Le leader du Bloc Liberal s’est exprimé ce mercredi 22 mars 2023, au lendemain du début des discussions entre les Forces Vives de Guinée et les autorités de la transition, sous la médiation des religieux.
A l’entame, Dr Faya Millimono a félicité les chefs religieux pour leur démarche, mais aussi, la main tendue des autorités actuelles. Il rappelle que depuis le 05 septembre 2021, la junte au pouvoir a clairement dit qu’aucun guinéen ne sera laissé derrière.
En dépit de tout, Dr Faya Millimono a pointé du doigt la façon de revendiquer les libertés publiques des leaders politiques, qui ont auparavant dirigé le pays et qui souhaiteraient descendre dans les rues, afin de résoudre les problèmes en lieu et place d’un dialogue autour de la table.

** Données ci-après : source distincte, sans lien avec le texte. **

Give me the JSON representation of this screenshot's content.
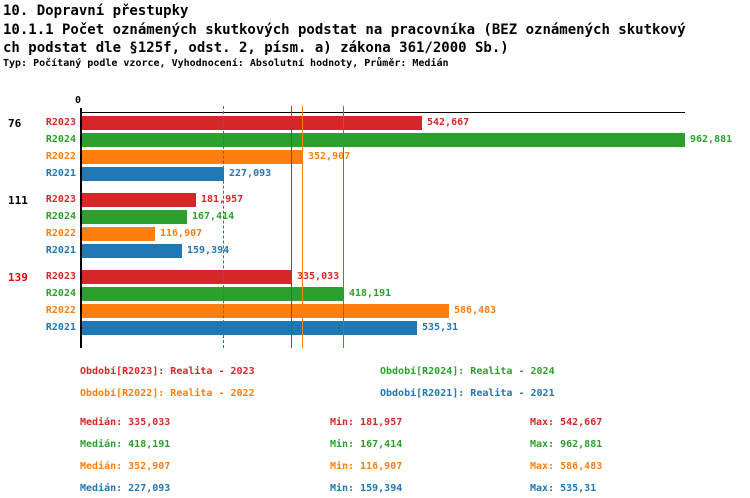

‘’L’exercice des droits et libertés dans notre pays a endeuillé notre pays pendant trop longtemps. Nous avons dans les Forces Vives dont on parle aujourd’hui, un ancien chef de l’Etat, nous avons des anciens Premiers ministres qui a un moment donné de leur passage au gouvernement, ont interdit les manifestations parce qu’il y a avait un risque. Si aujourd’hui, on créait un débat autour de la façon d’exercer les droits et libertés dans notre pays, sans qu’on ne soit obligés d’envoyer un de nos compatriotes au cimetière, je crois qu’on bénéficierait de l’expérience de ces anciens Premiers ministres et de cet ancien chef de l’Etat. Mais au lieu de le faire, on a fui la table et on veut autre chose. Et c’est pour cette raison, qu’il faut continuer à encourager les religieux pour les efforts qu’ils sont en train de fournir. En ce qui nous concerne, nous souhaitons que tout le monde soit autour de la table, parce que nous sommes en train de parler de la Guinée’’, a lancé le leader du BL.
Parmi les préalables posés par les FVG, figure l’abandon des poursuites contre les leaders politiques et acteurs de la société civile. Pour Dr Faya Millimono ces revendications sont assez graves. Selon lui, les questions judiciaires doivent se discuter dans les cours et tribunaux, afin d’instaurer un Etat de droit.